Münster - Interkommunale Zusammenarbeit (IKZ): Was in Rathäusern und Bevölkerung gern in den Mund genommen wird, wenn es um die Ausschöpfung von Synergieeffekten mit den Nachbarkommunen und damit oft um Geldersparnis geht, erweist sich in der Praxis oft noch als zartes Pflänzchen. Von Jens Dörr 

Der zusammengelegte Standesamts-Bezirk für Münster, Eppertshausen, Messel, Dieburg und Groß-Zimmern ist ein Positivbeispiel für IKZ; die Dieburger (mit ihrem Freibad) und Zimmerner (mit ihrem Hallenbad) nutzen zudem neuerdings gemeinsam Personal für ihre Bäder und stimmen sich bei den Öffnungszeiten ab.
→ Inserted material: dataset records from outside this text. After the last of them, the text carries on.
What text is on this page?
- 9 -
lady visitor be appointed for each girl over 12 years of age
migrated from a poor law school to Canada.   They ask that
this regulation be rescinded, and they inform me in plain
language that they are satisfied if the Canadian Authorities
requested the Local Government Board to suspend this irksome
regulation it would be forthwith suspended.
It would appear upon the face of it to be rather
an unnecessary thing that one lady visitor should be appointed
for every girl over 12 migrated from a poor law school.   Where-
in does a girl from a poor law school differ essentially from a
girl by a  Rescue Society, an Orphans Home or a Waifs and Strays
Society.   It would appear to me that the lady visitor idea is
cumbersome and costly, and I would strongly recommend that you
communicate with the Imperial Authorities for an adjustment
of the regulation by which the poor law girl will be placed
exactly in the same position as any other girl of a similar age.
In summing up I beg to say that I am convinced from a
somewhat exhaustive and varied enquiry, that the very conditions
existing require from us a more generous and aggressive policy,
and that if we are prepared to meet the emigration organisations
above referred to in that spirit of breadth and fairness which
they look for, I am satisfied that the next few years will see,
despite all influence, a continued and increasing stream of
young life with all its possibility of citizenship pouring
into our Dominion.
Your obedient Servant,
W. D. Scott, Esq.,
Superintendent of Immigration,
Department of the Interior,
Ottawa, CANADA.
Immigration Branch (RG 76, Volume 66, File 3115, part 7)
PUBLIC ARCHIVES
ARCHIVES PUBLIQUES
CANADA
Münsters Freiwillige Feuerwehr steht tagsüber auch für Eppertshausens Gemeindegebiet mit in der Verantwortung, weil dort zu den Kernarbeitszeiten im Falle größerer Einsätze nicht immer genügend Kräfte vor Ort sein könnten. Seit Februar dieses Jahres läuft zudem eine IKZ zwischen Münster und Eppertshausen hinsichtlich der gemeinsamen Sache bei den Kläranlagen. Vier Tage vor Heiligabend unterzeichnete für Münster Bürgermeister Gerald Frank (SPD) eine solche IKZ-Vereinbarung auch mit seinem Messeler Amtskollegen Andreas Larem (ebenfalls SPD).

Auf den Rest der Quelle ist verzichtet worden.